I confess, I have done my share of these special moments, and as I leave this beat, I have to tell you that most of these sessions were bogus. Yes, Gerry Ford was a nice guy, who really did sit around the Oval Office in shirtsleeves, and George Bush did love to have the "photo dogs" around, but I never really thought I really was a "fly on the wall."

All these men knew I was there, and were very aware of what I was doing -- more importantly, so did their handlers. The reality was I wouldn't be in the Oval Office in the first place if someone in the administration didn't think it was a good idea. Therefore, most of these "candid" looks behind closed doors were as non-scripted as the West Wing TV show. I got to see the president when he wanted to be seen. The president was always in control.

At the beginning of Reagan's second term, I asked White House officials if I could be given a staff pin for a few days, so I could walk through the president's day with them -- minus my cameras. I wanted to figure out exactly what Reagan was like in "private." If I could come up with some interesting -- presumably pro-administration -- suggestions, they were willing to consider letting me take pictures. After one full day of this routine, I returned the staff pin and said thanks, but no thanks. The reason: Ronald Reagan. What you saw in the public photo ops WAS the Reagan presidency. Like the professional actor Reagan had been, he came out of makeup, hit his marks, did his scene, and went back to the trailer, or in this case, the residence upstairs.

On the last day, once his handlers had left, I managed to slip into the Oval Office for his farewell to that room; accompany him back to the residence; and then take a final photo of the president and Nancy holding hands on the state floor, while waiting for George Bush to accompany them to the inauguration. It was a real picture -- but no more so than the many pictures that we were able to take in photo ops throughout his administration. In the Reagan presidency the photo op was the reality.

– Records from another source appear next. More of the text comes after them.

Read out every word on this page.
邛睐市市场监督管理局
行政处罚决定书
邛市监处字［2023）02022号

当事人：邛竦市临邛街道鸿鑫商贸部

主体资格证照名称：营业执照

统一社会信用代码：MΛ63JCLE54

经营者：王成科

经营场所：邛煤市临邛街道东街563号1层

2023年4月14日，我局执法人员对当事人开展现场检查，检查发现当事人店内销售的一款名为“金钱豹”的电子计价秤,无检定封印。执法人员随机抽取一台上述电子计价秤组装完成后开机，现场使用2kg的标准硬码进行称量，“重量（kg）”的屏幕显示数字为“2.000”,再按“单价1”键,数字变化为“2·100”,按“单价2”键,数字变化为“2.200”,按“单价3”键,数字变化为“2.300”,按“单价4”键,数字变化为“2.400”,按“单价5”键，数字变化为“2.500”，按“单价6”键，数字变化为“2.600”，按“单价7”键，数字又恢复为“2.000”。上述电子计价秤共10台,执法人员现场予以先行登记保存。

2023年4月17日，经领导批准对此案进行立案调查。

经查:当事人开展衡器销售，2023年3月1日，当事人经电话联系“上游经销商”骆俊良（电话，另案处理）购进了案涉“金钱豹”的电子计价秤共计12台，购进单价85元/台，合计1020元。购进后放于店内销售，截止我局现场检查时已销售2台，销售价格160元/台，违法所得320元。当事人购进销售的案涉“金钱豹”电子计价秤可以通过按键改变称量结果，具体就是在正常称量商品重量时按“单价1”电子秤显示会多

Richard Nixon would not hear of "access," but we never needed it. The story was so good, and he was such an unbelievable character -- just being Nixon -- all you needed was to find a good spot, have a 600mm lens ready, and wait.

Which gets me to the point I'd like to make. I fear that we have become so preoccupied with arranging for these special access shoots, that we're forgetting how much we as journalists are being manipulated by our subjects. We also tend to ignore the reality of great events, with the photographic drama that goes with them, in favor of "getting ahead of the story."

It would be good if publications use the beginning of the next administration to avoid these orchestrated productions, and instead, think about getting back to covering the news.